Patience Iliya Titus was 14, when she disappeared from home in Maiduguri. Her father Iliya, is a single parent, his wife had died years back. Iliya, found out after two days, that she had be ‘converted’ to Islam, her name changed to Maryamu and is married to a Muslim imam, he later knew, who was called Mallam Umar.

“I called some friends to help because in this community, even the police can do nothing,” he told Global Christian News. “Three times, with the help of friends, and got her out. And each time she comes home, they still find ways of getting to her and taking her away.” He said. “On my third attempt, Muslim men came after me and threatened to kill me.

“They surrounded my house and forcefully took her from me. They then said I should go the Lawan, the house of the community head, who is a Muslim, to settle the matter.
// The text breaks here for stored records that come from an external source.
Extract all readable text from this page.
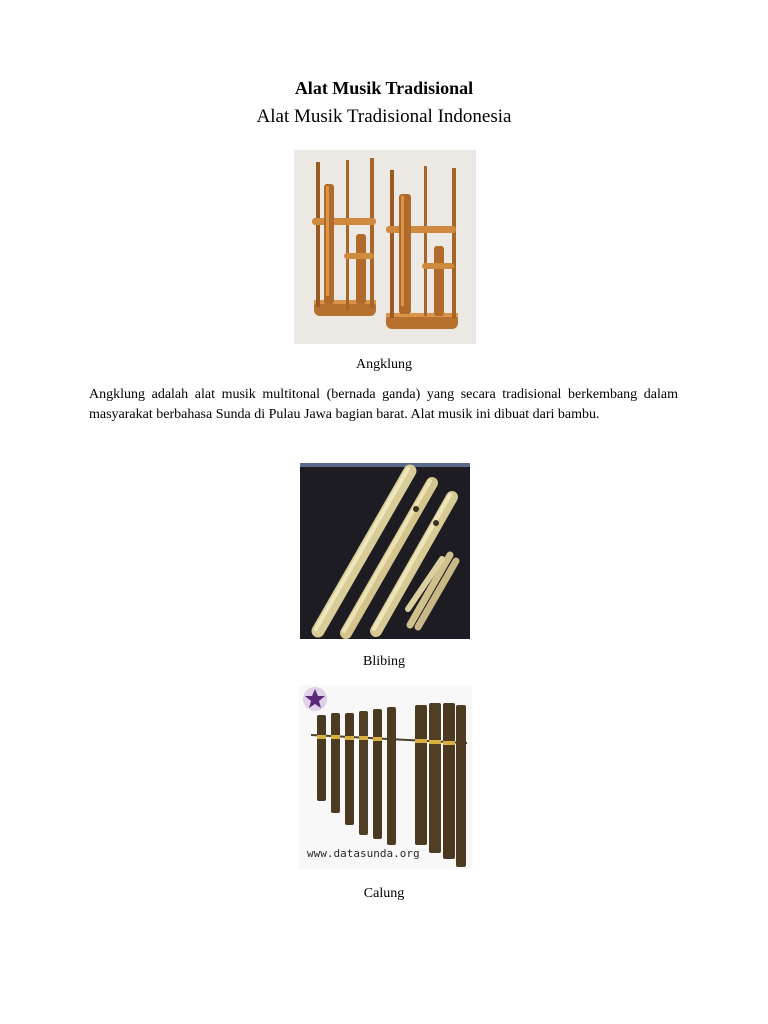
Alat Musik Tradisional
Alat Musik Tradisional Indonesia
Angklung
Angklung adalah alat musik multitonal (bernada ganda) yang secara tradisional berkembang dalam masyarakat berbahasa Sunda di Pulau Jawa bagian barat. Alat musik ini dibuat dari bambu.
Blibing
www.datasunda.org
Calung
I refused to do so because I was afraid.” Iliya said.

“Instead of going to the house of the community head, I reported the matter to some soldiers, at a military post nearby who were stationed there in the fight against Boko Haram. The soldiers intervened and gave the Muslims men a few hours to bring the girl out from where they had hidden her. Rather bring her to the soldiers at the military outpost, they took Patience to a police station.

“The soldiers then went with me and when we got to the police station there was a large mob of Muslims threatening to burn down the station if the police gave patience back to us. The soldiers eventually succeeded in getting her out and escorted us home.

“In about three days, they still found a way to get to Patience and she left home and went back to the Muslims and I never knew where she was. I never saw her for four years.” He said. “She was just 14, they made her leave school, they wanted to ruin her future,” said Hassan.

“The next time I saw Patience was when she came back home with a child, named Abubakar.

She pleaded for forgiveness and said she no longer wants to be a Muslim,” said Iliya, his voice trembling. “They simply wanted to destroy the girl’s future, get her to breed their children. She said she was in the house of her husband, Umar, in Bolori. And since she came, she has been having terrible nightmares and this day while we were praying, she fainted. We had to get help for her.”

Arrangements have been made to move both Patience Iliya and Rahila Hassan to a school in Jos, Plateau state, Central Nigeria.